Лицо зубного врача было непроницаемо.
– Я думал, что поступаю хорошо, не выполняя этого приказа, – снова заговорил алькальд, – но я ошибался. Теперь все иначе, у оппозиции есть гарантии, все живут в мире, а вы продолжаете вынашивать план заговора.
Зубной врач вытер рукавом подушку кресла и перевернул ее не распоротой штыками стороной вверх.
– Ваша позиция наносит вред всему городку, – продолжал алькальд, показывая на подушку и игнорируя задумчивый взгляд, устремленный врачом на его щеку. – Теперь муниципалитету придется платить за все это, и за входную дверь тоже. Кругленькую сумму – и все из-за вашего упрямства.
– Полощите рот три раза в день, лучше всего шалфеем, – посоветовал стоматолог.
В толковом словаре судьи Аркадио нескольких страниц не хватало, и ему пришлось идти на почту, чтобы заглянуть в словарь, который был там. Ничего вразумительного: «Пасквиль – имя римского сапожника, прославившегося сатирами, которые он на всех писал» – и другие малосущественные уточнения. Было бы в такой же мере исторически справедливо, подумал он, назвать наклеенную на дверь дома анонимку «марфорио»[1]. Однако разочарования он не испытывал. В те две минуты, которые потратил, перелистывая словарь, он впервые за долгое время ощутил приятное чувство исполненного долга.

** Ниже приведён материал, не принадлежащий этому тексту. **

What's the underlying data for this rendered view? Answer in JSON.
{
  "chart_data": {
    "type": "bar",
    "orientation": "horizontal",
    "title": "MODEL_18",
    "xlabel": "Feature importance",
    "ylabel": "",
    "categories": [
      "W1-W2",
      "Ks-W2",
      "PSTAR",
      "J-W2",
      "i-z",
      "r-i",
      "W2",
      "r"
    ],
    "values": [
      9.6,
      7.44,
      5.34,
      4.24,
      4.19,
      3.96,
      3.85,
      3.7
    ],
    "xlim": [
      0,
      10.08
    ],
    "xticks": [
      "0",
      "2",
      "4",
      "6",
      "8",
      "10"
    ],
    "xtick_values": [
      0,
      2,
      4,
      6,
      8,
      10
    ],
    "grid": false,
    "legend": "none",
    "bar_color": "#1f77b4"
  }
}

Видя, что судья Аркадио ставит словарь на этажерку между запыленными томами почтово-телеграфных инструкций и уложений, телеграфист энергичным ударом закончил выстукивание телеграммы, а потом поднялся и подошел к судье, тасуя карты: ему не терпелось продемонстрировать модный фокус – угадывание трех карт. Однако судью Аркадио это совсем не интересовало.
– У меня очень много дел, – извинился он и вышел на пышущую жаром улицу.

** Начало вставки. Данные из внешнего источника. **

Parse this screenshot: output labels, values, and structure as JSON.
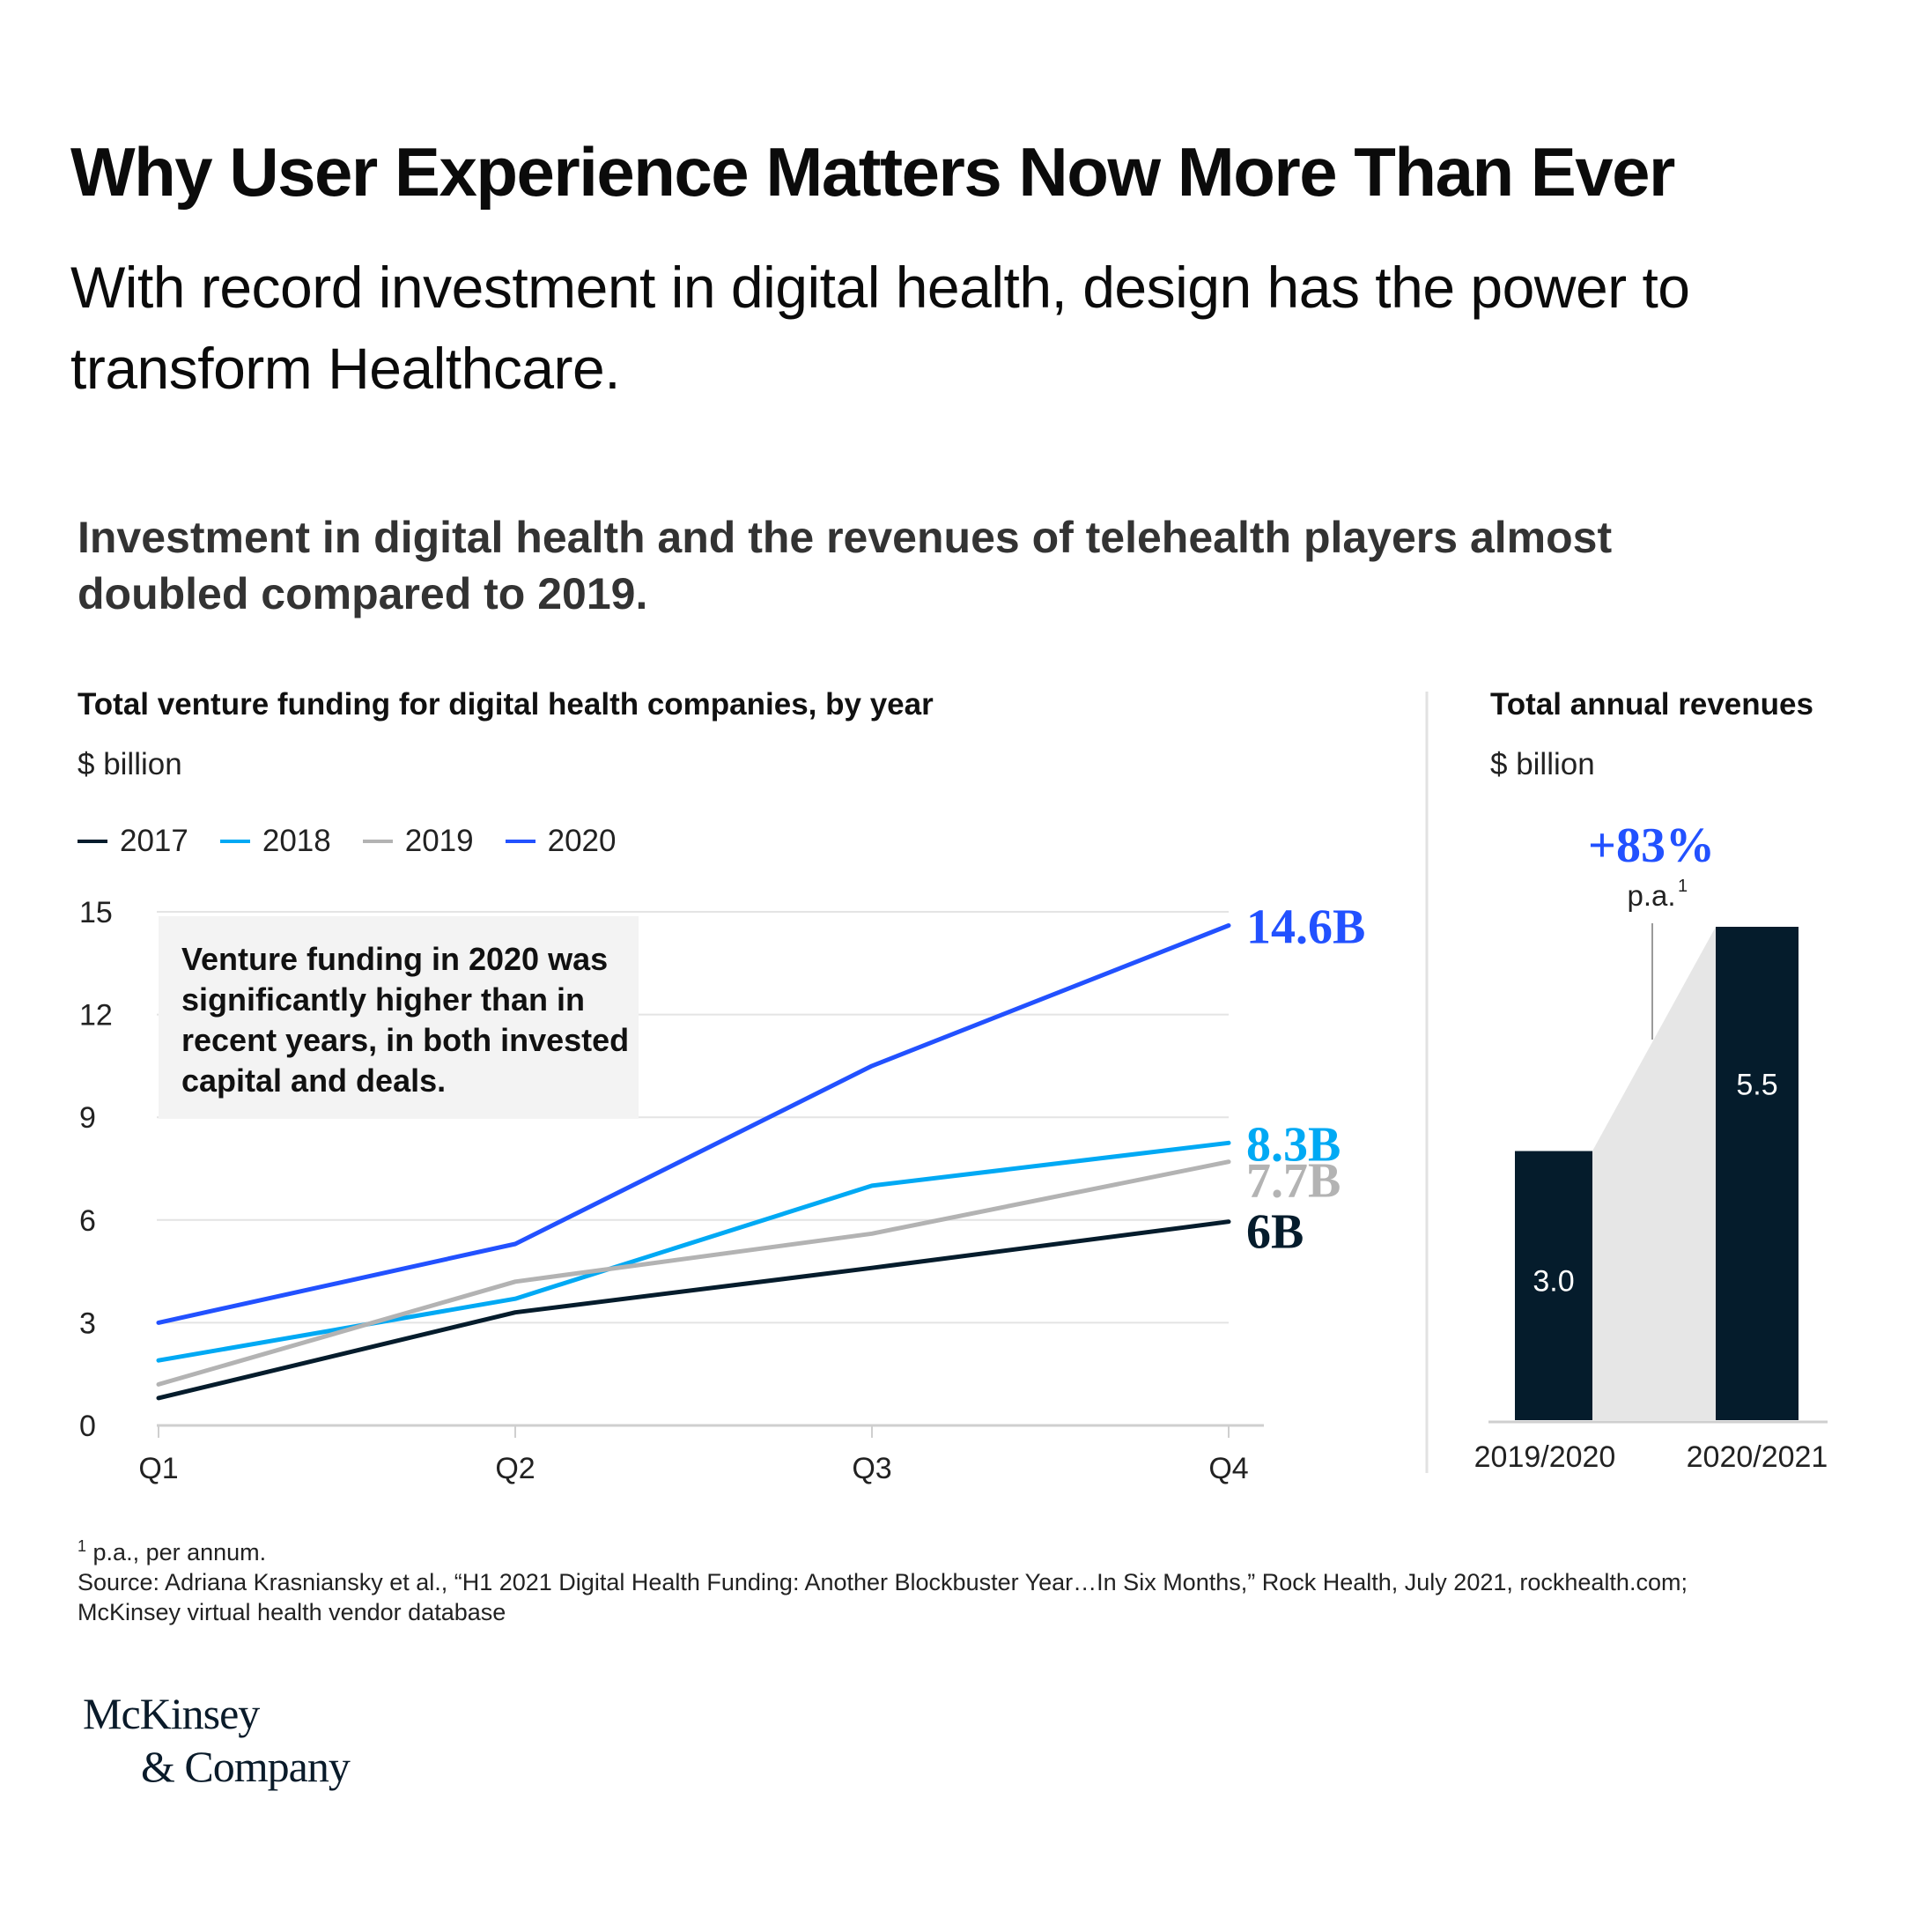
{
  "headline": "Why User Experience Matters Now More Than Ever",
  "subheadline": "With record investment in digital health, design has the power to transform Healthcare.",
  "chart_heading": "Investment in digital health and the revenues of telehealth players almost doubled compared to 2019.",
  "colors": {
    "2017": "#051c2c",
    "2018": "#00a9f4",
    "2019": "#b3b3b3",
    "2020": "#2251ff",
    "bar": "#051c2c",
    "connector": "#e6e6e6"
  },
  "annotation": "Venture funding in 2020 was significantly higher than in recent years, in both invested capital and deals.",
  "growth": {
    "value": "+83%",
    "sub": "p.a.",
    "sup": "1"
  },
  "footnotes": {
    "sup": "1",
    "line1": "p.a., per annum.",
    "line2": "Source: Adriana Krasniansky et al., “H1 2021 Digital Health Funding: Another Blockbuster Year…In Six Months,” Rock Health, July 2021, rockhealth.com;",
    "line3": "McKinsey virtual health vendor database"
  },
  "logo": {
    "line1": "McKinsey",
    "line2": "& Company"
  },
  "chart_data": [
    {
      "type": "line",
      "title": "Total venture funding for digital health companies, by year",
      "unit": "$ billion",
      "categories": [
        "Q1",
        "Q2",
        "Q3",
        "Q4"
      ],
      "ylim": [
        0,
        15
      ],
      "yticks": [
        0,
        3,
        6,
        9,
        12,
        15
      ],
      "series": [
        {
          "name": "2017",
          "values": [
            0.8,
            3.3,
            4.6,
            5.95
          ],
          "end_label": "6B"
        },
        {
          "name": "2018",
          "values": [
            1.9,
            3.7,
            7.0,
            8.25
          ],
          "end_label": "8.3B"
        },
        {
          "name": "2019",
          "values": [
            1.2,
            4.2,
            5.6,
            7.7
          ],
          "end_label": "7.7B"
        },
        {
          "name": "2020",
          "values": [
            3.0,
            5.3,
            10.5,
            14.6
          ],
          "end_label": "14.6B"
        }
      ],
      "grid": true,
      "legend": "top-left"
    },
    {
      "type": "bar",
      "title": "Total annual revenues",
      "unit": "$ billion",
      "categories": [
        "2019/2020",
        "2020/2021"
      ],
      "values": [
        3.0,
        5.5
      ],
      "value_labels": [
        "3.0",
        "5.5"
      ]
    }
  ]
}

Он знал, что еще нет одиннадцати и что сегодня, во вторник, как и в другие дни, надо куда-то девать эти бесконечные часы, которые решительно нечем было заполнить.

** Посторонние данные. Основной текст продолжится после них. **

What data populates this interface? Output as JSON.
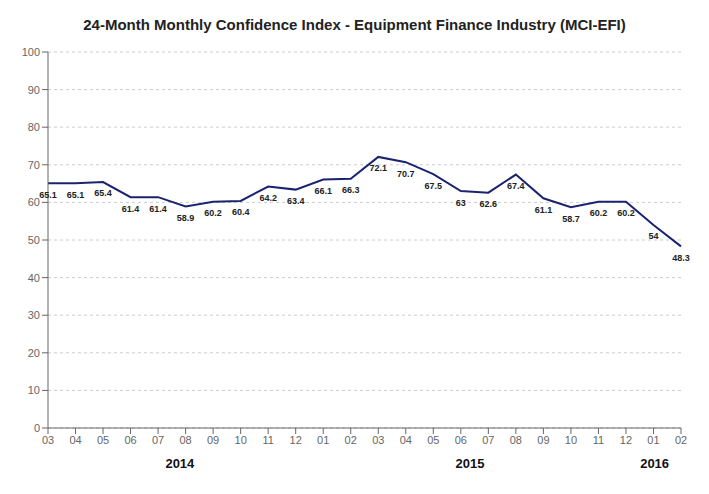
{
  "chart_data": {
    "type": "line",
    "title": "24-Month Monthly Confidence Index - Equipment Finance Industry (MCI-EFI)",
    "categories": [
      "03",
      "04",
      "05",
      "06",
      "07",
      "08",
      "09",
      "10",
      "11",
      "12",
      "01",
      "02",
      "03",
      "04",
      "05",
      "06",
      "07",
      "08",
      "09",
      "10",
      "11",
      "12",
      "01",
      "02"
    ],
    "values": [
      65.1,
      65.1,
      65.4,
      61.4,
      61.4,
      58.9,
      60.2,
      60.4,
      64.2,
      63.4,
      66.1,
      66.3,
      72.1,
      70.7,
      67.5,
      63.0,
      62.6,
      67.4,
      61.1,
      58.7,
      60.2,
      60.2,
      54.0,
      48.3
    ],
    "color": "#1a2370",
    "ylim": [
      0,
      100
    ],
    "yticks": [
      0,
      10,
      20,
      30,
      40,
      50,
      60,
      70,
      80,
      90,
      100
    ],
    "grid": true,
    "data_labels": true,
    "annotations": [
      {
        "text": "2014",
        "start": 0,
        "end": 9
      },
      {
        "text": "2015",
        "start": 10,
        "end": 21
      },
      {
        "text": "2016",
        "start": 22,
        "end": 23
      }
    ]
  }
}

Но в суде его поджидал с весьма щекотливым делом алькальд. На последних выборах избирательные карточки членов оппозиционной партии были конфискованы и уничтожены полицией, и теперь у большинства жителей городка не оказалось ни одного документа, удостоверяющего личность.
– Не все граждане, что перетаскивают свои дома, – сокрушенно развел руками алькальд, – знают точно свое имя.
Искреннюю заботу о людях почувствовал судья в этих разведенных руках. Разрешить эту проблему было легко – следовало только назначить регистратора актов гражданского состояния. Еще больше облегчил дело секретарь, который сказал:
– Просто-напросто надо послать за ним – он уже год как назначен.
Несколько месяцев назад, когда алькальду сообщили, что назначен регистратор актов гражданского состояния, он запросил по междугородному телефону, как его встретить, и получил ответ: «Боевыми снарядами». Теперь таких указаний уже не поступало.
Он повернулся к секретарю, опустив руки в карманы:
– Печатайте послание.
Быстрый стрекот пишущей машинки внес в комнату суда атмосферу бурной деятельности, отнюдь не соответствовавшую настроению судьи Аркадио. Чувствуя внутри себя пустоту, он достал из кармана рубашки смятую сигарету и, перед тем как закурить, покатал ее между ладонями. Потом откинулся в кресле, оттянув до предела пружины, которыми спинка прикреплялась к сиденью, и вдруг с необыкновенной остротой ощутил полноту жизни. Судья Аркадио сначала выстроил фразу в уме, а уже потом медленно и важно изрек:
– Есть необходимость назначить также и уполномоченного от прокуратуры.
Вопреки ожиданиям судьи, алькальд отозвался не сразу. Он посмотрел на часы, но не увидел, сколько времени, а просто отметил про себя, что до обеда еще далеко. Когда он наконец заговорил, особого порыва в его тоне не слышалось: он не был знаком с юридической процедурой назначений.
– Назначение уполномоченного осуществляет муниципальный совет, – растолковал судья Аркадио. – Но в случае отсутствия совета и в период режима чрезвычайного положения вы лично имеете право назначать уполномоченного.
Не читая, лейтенант поставил подпись под письмом и горячо поддержал предложение судьи, однако секретарю процедура показалась этически сомнительной.
Судья Аркадио стоял на своем: речь идет о чрезвычайной процедуре в условиях чрезвычайного положения.